I love symmetries so I adore these stunning temples in the middle of the jungle. Its possible to move pretty free and I feel really bad climbing around on the ancient buildings every now and then to get a good perspective. I take good care nobody sees me not to make any other tourists do the same. Again it gets incredibly hot during morning already. I had seen signs “temple opens at 5:30” all over the place and when we pass a place that looks great AND lonely for sunrise I stop him to tell him I want to be there for the next sunrise. He suddenly starts discussing the afternoon schedule – obviously he wants to move me exactly with the masses so he can chat with his friends when we stop.

He offers then to bring me to Angkor Wat at noon “all tourist go to town for lunch, nobody will be there” – I have seen him reading the lonely planet and exactly that sentence including a recommendation for the main temple (=Angkor Wat). After the main temple he suggests to bring me to the sunset temple which is the another flood of tourists if going there in the evening. He wants to be there earlier so it will be empty. In the same moment he asks me if we can go back little earlier tody because he wants to celebrate Christmas (…). I hardly believe that Christmas means anything but money to him but I am very respectful about religion so I tell him if he needs to celebrate with his family we can go back early (and miss the best light for taking pictures today ). I got a ticket for 3 dusks and three dawns which was not cheap. He does not want to go down with the price too because “only a little earlier, 3 or 4 clock”.

Next we stop at the Prea Khan temple which is another amazing site. I stop hurrying to run away from the masses as masses spread pretty well in between endless temples. I don’t go in the axes of symmetry like all the other tourists but a little more around. Inside the temples look like many I have seen anyway – outside and around its lonely, stunning and quiet! One time I nearly get lost because all the temples have to axes of symmetry which still mirror amazingly. I turned to the left and feel like I have turned around for some time.
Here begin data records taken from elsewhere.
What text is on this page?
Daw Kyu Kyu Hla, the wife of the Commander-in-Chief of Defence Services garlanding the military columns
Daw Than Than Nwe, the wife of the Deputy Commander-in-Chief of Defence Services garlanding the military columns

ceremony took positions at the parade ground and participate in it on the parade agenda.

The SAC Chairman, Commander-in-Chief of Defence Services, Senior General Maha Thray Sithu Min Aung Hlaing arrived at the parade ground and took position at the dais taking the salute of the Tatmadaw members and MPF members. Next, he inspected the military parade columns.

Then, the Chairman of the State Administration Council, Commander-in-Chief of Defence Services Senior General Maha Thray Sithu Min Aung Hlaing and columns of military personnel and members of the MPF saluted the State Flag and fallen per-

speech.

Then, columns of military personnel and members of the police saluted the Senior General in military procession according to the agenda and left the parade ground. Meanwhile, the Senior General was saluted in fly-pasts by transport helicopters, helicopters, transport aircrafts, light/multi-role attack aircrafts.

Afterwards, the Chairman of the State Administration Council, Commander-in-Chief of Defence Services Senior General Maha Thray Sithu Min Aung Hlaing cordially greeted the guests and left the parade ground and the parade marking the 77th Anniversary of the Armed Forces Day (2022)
Everything looks extremely similar and makes me believe I suffer an ancient spell maybe because of climbing on the walls. But ten minutes later I totally impressed find out that it had just been the architecture playing a trick on me.

I come back to the Tuktuk and the driver says “one more temple, sunset point”. Its half past ten so what about main temple I think but smile and say ok. Its damn hot and I had thought about renting a motorbike to do this on my own already. GPS had been tracking all the way we went so I can easily find the way alone. I quickly visit Phnom Bakheng (sunset temple) and then we go back to town. When we stop in front of the hotel at quarter to 12 I give him 10 dhallaa instead of 15. He starts complaining then I tell him he had promised to go to the main temple at lunchtime because tourists would go to town for lunch at 12 (even though there are approximately 100 restaurant inside the temple area). Now it is 15 minutes before twelve and I turn around to go inside not listening to what he is saying. He seems to accept that he had been way too impudent to me. He gave up before the door had closed behind me which was pretty much what I had expected to happen the day before.

Nevermind, after finding out motorbike rental is illegal I rent a small electric scooter for the afternoon and go back to the temple to enjoy the amazing atmosphere around dusk. I even meet a tourist couple with a real scooter who tell me where they had rented it. The electro scooter is a funny toy but to be honest very dangerous – driving up to 40km/h making not much more noise than a bat, being extremely instable, small and insecure even though it is brandnew. I decide to get a motorbike tomorrow.

In the evening I get my head shaved and both of us are very proud she did not even cut me. Even though she had not expected any money (which here really means something – by the way Huan Dhallaa does not mean hello, in fact it means one dollar) I give her a nice tip and promise to come as soon as I regrow a little hair. All her colleagues know me by now and everybody is proud of her shaving my head so well.